The 2016 Copenhagen terror plot was foiled in November 2016 when a Syrian refugee Dieab K. tried to enter Denmark, but was refused entry and sent back to Germany where he was apprehended and found to be carrying bomb making materials and knives.

== The perpetrators ==

=== 21-year-old Syrian refugee Dieab K. ===
Dieab K. arrived in Germany in the summer of 2015 as a refugee from Syria. After his arrival he became radicalized and studied material from the Islamic State of Iraq and the Levant. He had travelled via Turkey, Greece, Serbia and Austria to Saarbrücken in Germany.

After being refused entry into Denmark, his backpack was confiscated by the authorities and he continued by train to the refugee shelter in Biberach, where he was shortly thereafter apprehended. Police found farewell letters in both handwritten and electronic forms among his belongings.

=== 30-year-old Syrian asylum seeker ===
Prior to arriving in Europe, he had fought in the Syrian Civil War. In September 2015 he arrived in Sweden as an asylum seeker with his wife and child, after his wife had been refused a residence permit in Saudi Arabia. In late 2015, their child died in a car accident and the following year he and his wife were divorced. In December 2017, the Syrian asylum seeker residing in Sweden was jailed for planning to attack random victims with a knife in Copenhagen in Denmark. Previously he had been suspected of an arson attack against a Shia mosque in Malmö in Sweden, but was acquitted. Swedish Security Service had tried to detain him due to national security, but he could not be deported and he was released again.

== Trials ==

In July 2017, Dieab K. was sentenced to six years in jail by the Ravensburger Landgericht.
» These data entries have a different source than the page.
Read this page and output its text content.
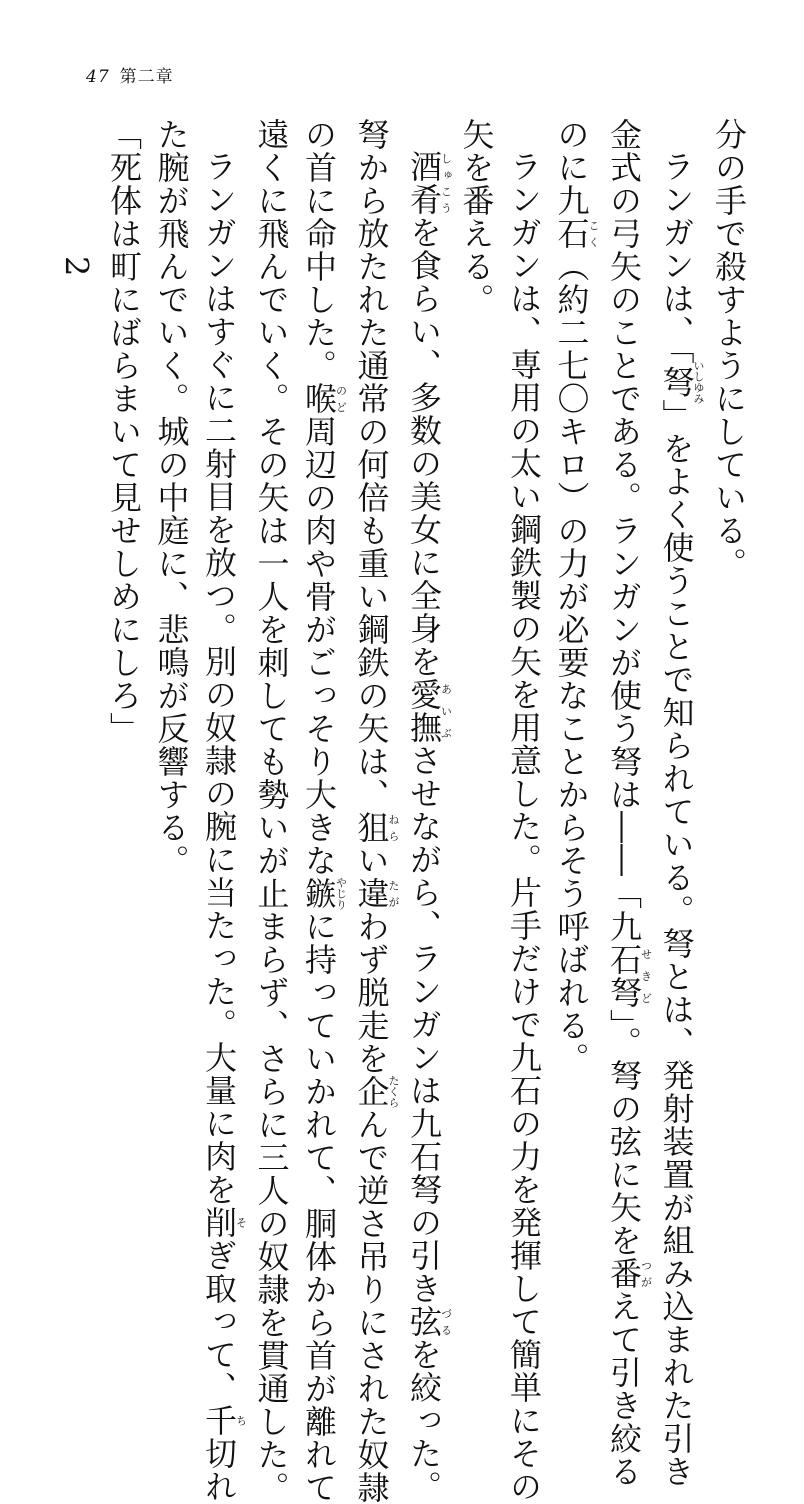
47 第二章

分の手で殺すようにしている。

ランガンは、「弩いしゆみ」をよく使うことで知られている。弩とは、発射装置が組み込まれた引き

金式の弓矢のことである。ランガンが使う弩は――「九石弩せきど」。弩の弦に矢を番つがえて引き絞る

のに九石こく（約二七〇キロ）の力が必要なことからそう呼ばれる。

ランガンは、専用の太い鋼鉄製の矢を用意した。片手だけで九石の力を発揮して簡単にその

矢を番える。

酒肴しゅこうを食らい、多数の美女に全身を愛撫あいぶさせながら、ランガンは九石弩の引き弦づるを絞った。

弩から放たれた通常の何倍も重い鋼鉄の矢は、狙ねらい違たがわず脱走を企たくらんで逆さ吊りにされた奴隷

の首に命中した。喉のど周辺の肉や骨がごっそり大きな鏃やじりに持っていかれて、胴体から首が離れて

遠くに飛んでいく。その矢は一人を刺しても勢いが止まらず、さらに三人の奴隷を貫通した。

ランガンはすぐに二射目を放つ。別の奴隷の腕に当たった。大量に肉を削そぎ取って、千ち切れ

た腕が飛んでいく。城の中庭に、悲鳴が反響する。

「死体は町にばらまいて見せしめにしろ」

2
According to the judge, Dieab K. was completely under the influence of the Islamic State and that he methodically was following a plan for the terrorist attack.

In April 2019 the 30-year-old, now 32, was sentenced by Københavns Byret for having brought bomb making materials on a trip from Sweden in cooperation with the 21-year-old.

According to bomb disposal experts, the blast range of the device planned could have injured people up to 50 meters away.